Gallows Hill lies east of the neighborhood of Lime Rock in the Town of Salisbury Connecticut, overlooking the confluence of Salmon Creek with the Housatonic River and just across the water from Falls Village. It is a place of high bluffs and twisted stone, a lonely spot with a lonely name.
I have often wondered about how it came by that name, naturally assuming that perhaps it had been a place of execution. Instead, this eminence seems to have a darker history, for either a suicide or a lynching once took place there, and still remains shrouded in mystery.
An 1883 guide entitled New England: A Handbook for Travellers offers a brief explanation:
"W. of [Falls Village] is the far-viewing Gallows Hill, where according to the tradition, the corpse of a negro was once found hanging from a tree, and no one ever knew how he came there, or who he was."
Another 1896 text repeats the story, adding that "a strange black man was found hanging, dead, to a tree near its top one morning." Strange fruit indeed, but by whose hand it came to be there has been left unsolved and the event itself has passed into forgotten local lore. An 1853 map of the Town of Salisbury contains the name "Gallow's Hill", but an extensive 1898 article in Connecticut Quarterly magazine fails to mention Gallows Hill by this or any other name in its breathless enumeration of the Town's many points of interest.

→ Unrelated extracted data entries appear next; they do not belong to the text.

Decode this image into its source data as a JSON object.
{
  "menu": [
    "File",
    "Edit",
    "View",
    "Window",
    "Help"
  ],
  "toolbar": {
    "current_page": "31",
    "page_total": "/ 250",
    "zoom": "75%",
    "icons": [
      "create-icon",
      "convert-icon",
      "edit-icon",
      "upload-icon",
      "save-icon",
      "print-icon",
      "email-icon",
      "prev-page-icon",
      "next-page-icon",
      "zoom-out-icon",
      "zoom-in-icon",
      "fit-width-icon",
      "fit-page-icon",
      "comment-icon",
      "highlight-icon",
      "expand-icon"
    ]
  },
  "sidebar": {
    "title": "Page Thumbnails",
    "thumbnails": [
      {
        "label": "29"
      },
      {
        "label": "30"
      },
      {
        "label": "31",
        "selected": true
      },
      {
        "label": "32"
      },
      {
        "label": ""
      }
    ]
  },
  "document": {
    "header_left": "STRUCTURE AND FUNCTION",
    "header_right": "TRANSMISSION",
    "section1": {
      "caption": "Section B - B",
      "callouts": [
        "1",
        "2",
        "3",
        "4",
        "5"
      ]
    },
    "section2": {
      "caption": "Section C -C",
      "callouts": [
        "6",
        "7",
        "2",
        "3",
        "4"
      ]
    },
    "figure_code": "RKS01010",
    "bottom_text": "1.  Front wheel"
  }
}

The hanging would have taken place sometime in the first century of Salisbury's settlement. All but the steepest hillsides would have been denuded for charcoal to fuel the iron furnaces that made the region prosper even as they fouled the air. There would have been trees, though, in the dark hollows and sheer cliffs of Gallow's Hill. The place lay at the very margin of the community, and like all frontiers held both risks and attractions to those marginalized by society.

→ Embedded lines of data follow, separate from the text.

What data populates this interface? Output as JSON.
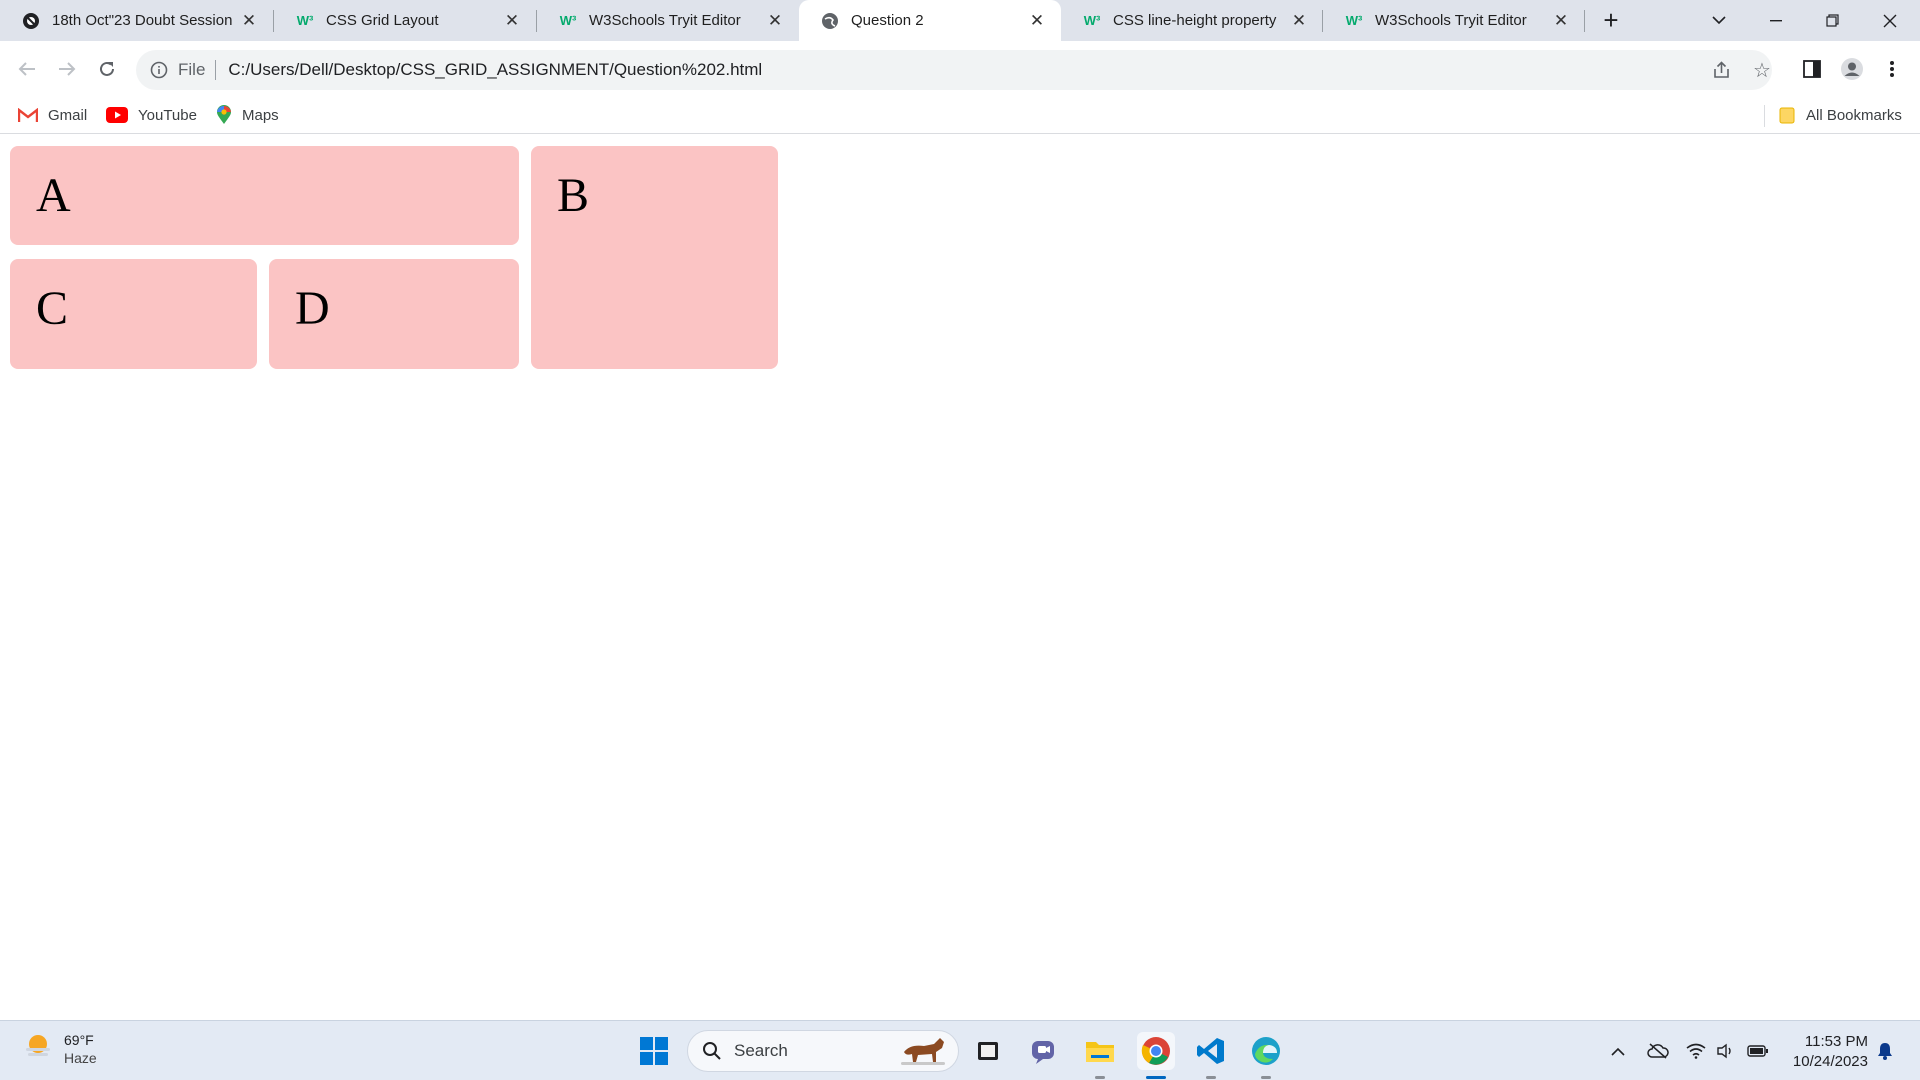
{
  "tabs": [
    {
      "title": "18th Oct\"23 Doubt Session",
      "icon": "site-icon"
    },
    {
      "title": "CSS Grid Layout",
      "icon": "w3schools-icon"
    },
    {
      "title": "W3Schools Tryit Editor",
      "icon": "w3schools-icon"
    },
    {
      "title": "Question 2",
      "icon": "globe-icon",
      "active": true
    },
    {
      "title": "CSS line-height property",
      "icon": "w3schools-icon"
    },
    {
      "title": "W3Schools Tryit Editor",
      "icon": "w3schools-icon"
    }
  ],
  "address": {
    "scheme": "File",
    "url": "C:/Users/Dell/Desktop/CSS_GRID_ASSIGNMENT/Question%202.html"
  },
  "bookmarks": {
    "gmail": "Gmail",
    "youtube": "YouTube",
    "maps": "Maps",
    "all": "All Bookmarks"
  },
  "grid": {
    "a": "A",
    "b": "B",
    "c": "C",
    "d": "D"
  },
  "taskbar": {
    "temperature": "69°F",
    "weather": "Haze",
    "search_placeholder": "Search",
    "time": "11:53 PM",
    "date": "10/24/2023"
  },
  "colors": {
    "cell_bg": "#fbc4c4",
    "tabstrip_bg": "#dfe3eb",
    "w3_green": "#04aa6d"
  }
}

In 1756, a Colonial census enumerated just 31 negroes in Litchfield County and none in Salisbury. Connecticut's slave codes severely restricted the mobility of even free blacks and slavery was not completely abolished until 1848. The state vigorously prosecuted fugitive slaves. Even in the first half of the 19th century, a lone black man might have chosen to skirt around a rural Connecticut village rather than pass directly through town.

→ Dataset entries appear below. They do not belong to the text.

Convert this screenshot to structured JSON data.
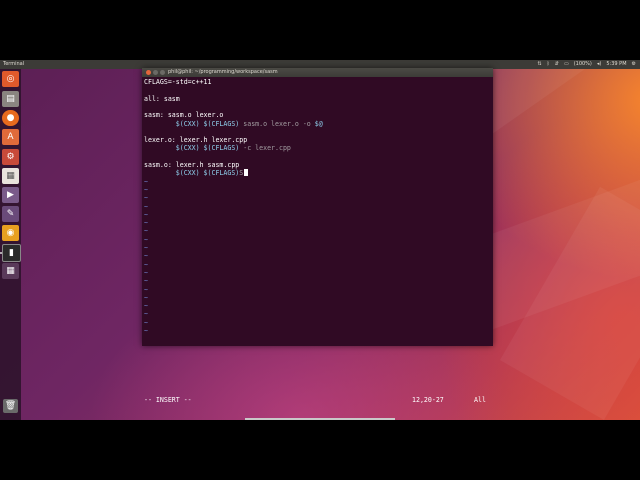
{
  "panel": {
    "app_title": "Terminal",
    "battery": "(100%)",
    "time": "5:39 PM"
  },
  "launcher": {
    "items": [
      {
        "name": "dash-home-icon"
      },
      {
        "name": "files-icon"
      },
      {
        "name": "firefox-icon"
      },
      {
        "name": "software-center-icon"
      },
      {
        "name": "system-settings-icon"
      },
      {
        "name": "libreoffice-impress-icon"
      },
      {
        "name": "pitivi-icon"
      },
      {
        "name": "tool-icon"
      },
      {
        "name": "ubuntu-one-icon"
      },
      {
        "name": "terminal-icon"
      },
      {
        "name": "workspace-switcher-icon"
      },
      {
        "name": "trash-icon"
      }
    ]
  },
  "terminal": {
    "title": "phil@phil: ~/programming/workspace/sasm",
    "lines": [
      [
        {
          "t": "CFLAGS=-std=c++11",
          "c": "plain"
        }
      ],
      [
        {
          "t": "",
          "c": "plain"
        }
      ],
      [
        {
          "t": "all: sasm",
          "c": "plain"
        }
      ],
      [
        {
          "t": "",
          "c": "plain"
        }
      ],
      [
        {
          "t": "sasm: sasm.o lexer.o",
          "c": "plain"
        }
      ],
      [
        {
          "t": "        ",
          "c": "plain"
        },
        {
          "t": "$(CXX) $(CFLAGS)",
          "c": "mac"
        },
        {
          "t": " sasm.o lexer.o -o ",
          "c": "gray"
        },
        {
          "t": "$@",
          "c": "mac"
        }
      ],
      [
        {
          "t": "",
          "c": "plain"
        }
      ],
      [
        {
          "t": "lexer.o: lexer.h lexer.cpp",
          "c": "plain"
        }
      ],
      [
        {
          "t": "        ",
          "c": "plain"
        },
        {
          "t": "$(CXX) $(CFLAGS)",
          "c": "mac"
        },
        {
          "t": " -c lexer.cpp",
          "c": "gray"
        }
      ],
      [
        {
          "t": "",
          "c": "plain"
        }
      ],
      [
        {
          "t": "sasm.o: lexer.h sasm.cpp",
          "c": "plain"
        }
      ],
      [
        {
          "t": "        ",
          "c": "plain"
        },
        {
          "t": "$(CXX) $(CFLAGS)",
          "c": "mac"
        },
        {
          "t": "S",
          "c": "gray"
        }
      ]
    ],
    "tilde_rows": 19,
    "tilde_char": "~",
    "status": {
      "mode": "-- INSERT --",
      "position": "12,20-27",
      "scroll": "All"
    }
  },
  "colors": {
    "background": "#300a24",
    "macro": "#8fd1ee",
    "dim": "#a39ea2",
    "tilde": "#6e7fc9"
  }
}
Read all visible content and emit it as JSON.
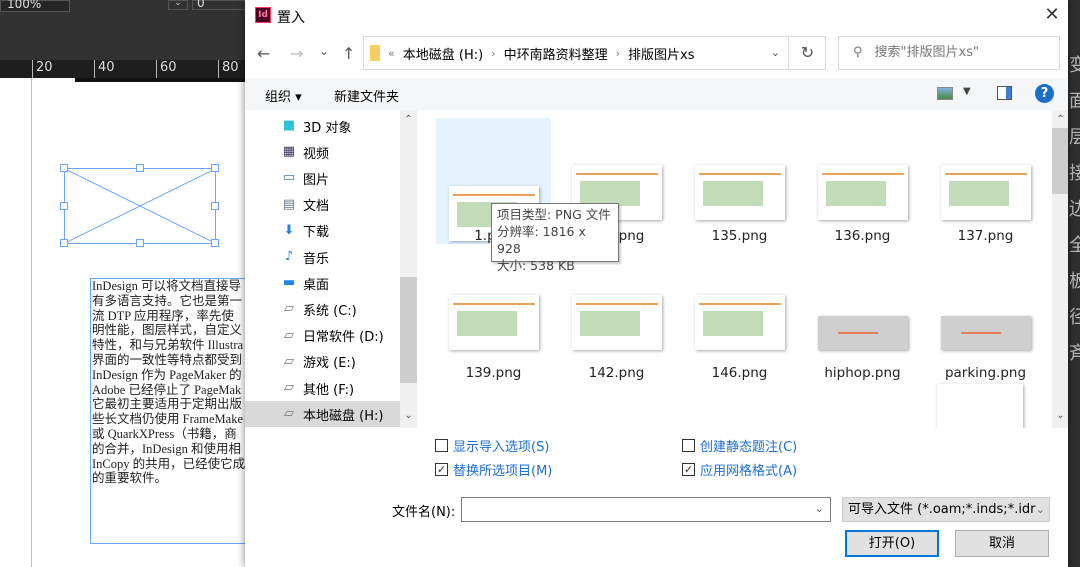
{
  "indesign": {
    "zoom": "100%",
    "stroke_value": "0",
    "ruler": [
      "20",
      "40",
      "60",
      "80"
    ],
    "text": [
      "InDesign 可以将文档直接导",
      "有多语言支持。它也是第一",
      "流 DTP 应用程序，率先使",
      "明性能，图层样式，自定义",
      "特性，和与兄弟软件 Illustra",
      "界面的一致性等特点都受到",
      "InDesign 作为 PageMaker 的",
      "Adobe 已经停止了 PageMak",
      "它最初主要适用于定期出版",
      "些长文档仍使用 FrameMake",
      "或 QuarkXPress（书籍，商",
      "的合并，InDesign 和使用相",
      "InCopy 的共用，已经使它成",
      "的重要软件。"
    ],
    "right_panel_chars": [
      "变",
      "面",
      "层",
      "接",
      "边",
      "全",
      "板",
      "径",
      "斉"
    ]
  },
  "dialog": {
    "app_icon": "Id",
    "title": "置入",
    "close": "✕",
    "nav": {
      "back": "←",
      "forward": "→",
      "recent": "⌄",
      "up": "↑"
    },
    "address": {
      "overflow": "«",
      "segments": [
        "本地磁盘 (H:)",
        "中环南路资料整理",
        "排版图片xs"
      ]
    },
    "search_placeholder": "搜索\"排版图片xs\"",
    "toolbar": {
      "organize": "组织 ▾",
      "new_folder": "新建文件夹",
      "help": "?"
    },
    "nav_pane": [
      {
        "label": "3D 对象",
        "icon": "cube-icon"
      },
      {
        "label": "视频",
        "icon": "video-icon"
      },
      {
        "label": "图片",
        "icon": "pictures-icon"
      },
      {
        "label": "文档",
        "icon": "documents-icon"
      },
      {
        "label": "下载",
        "icon": "download-icon"
      },
      {
        "label": "音乐",
        "icon": "music-icon"
      },
      {
        "label": "桌面",
        "icon": "desktop-icon"
      },
      {
        "label": "系统 (C:)",
        "icon": "drive-icon"
      },
      {
        "label": "日常软件 (D:)",
        "icon": "drive-icon"
      },
      {
        "label": "游戏 (E:)",
        "icon": "drive-icon"
      },
      {
        "label": "其他 (F:)",
        "icon": "drive-icon"
      },
      {
        "label": "本地磁盘 (H:)",
        "icon": "drive-icon",
        "selected": true
      }
    ],
    "files": [
      {
        "name": "1.png",
        "selected": true
      },
      {
        "name": "134.png"
      },
      {
        "name": "135.png"
      },
      {
        "name": "136.png"
      },
      {
        "name": "137.png"
      },
      {
        "name": "139.png"
      },
      {
        "name": "142.png"
      },
      {
        "name": "146.png"
      },
      {
        "name": "hiphop.png"
      },
      {
        "name": "parking.png"
      }
    ],
    "tooltip": {
      "type": "项目类型: PNG 文件",
      "resolution": "分辨率: 1816 x 928",
      "size": "大小: 538 KB"
    },
    "options": [
      {
        "label": "显示导入选项(S)",
        "checked": false
      },
      {
        "label": "替换所选项目(M)",
        "checked": true
      },
      {
        "label": "创建静态题注(C)",
        "checked": false
      },
      {
        "label": "应用网格格式(A)",
        "checked": true
      }
    ],
    "filename_label": "文件名(N):",
    "filename_value": "",
    "filetype": "可导入文件 (*.oam;*.inds;*.idr",
    "open": "打开(O)",
    "cancel": "取消"
  }
}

Today the place is locally known as Brinton Hill, and indeed Brinton Hill road passes just to the north and about 200' below the summit. It follows a saddle between the Hill and Falls Mountain, and would have been the logical route for the unknown black man to have taken, either from Falls Village or Lime Rock (in early days simply known as The Hollow), to the spot where he met his end. Whether by choice or compulsion one can only guess.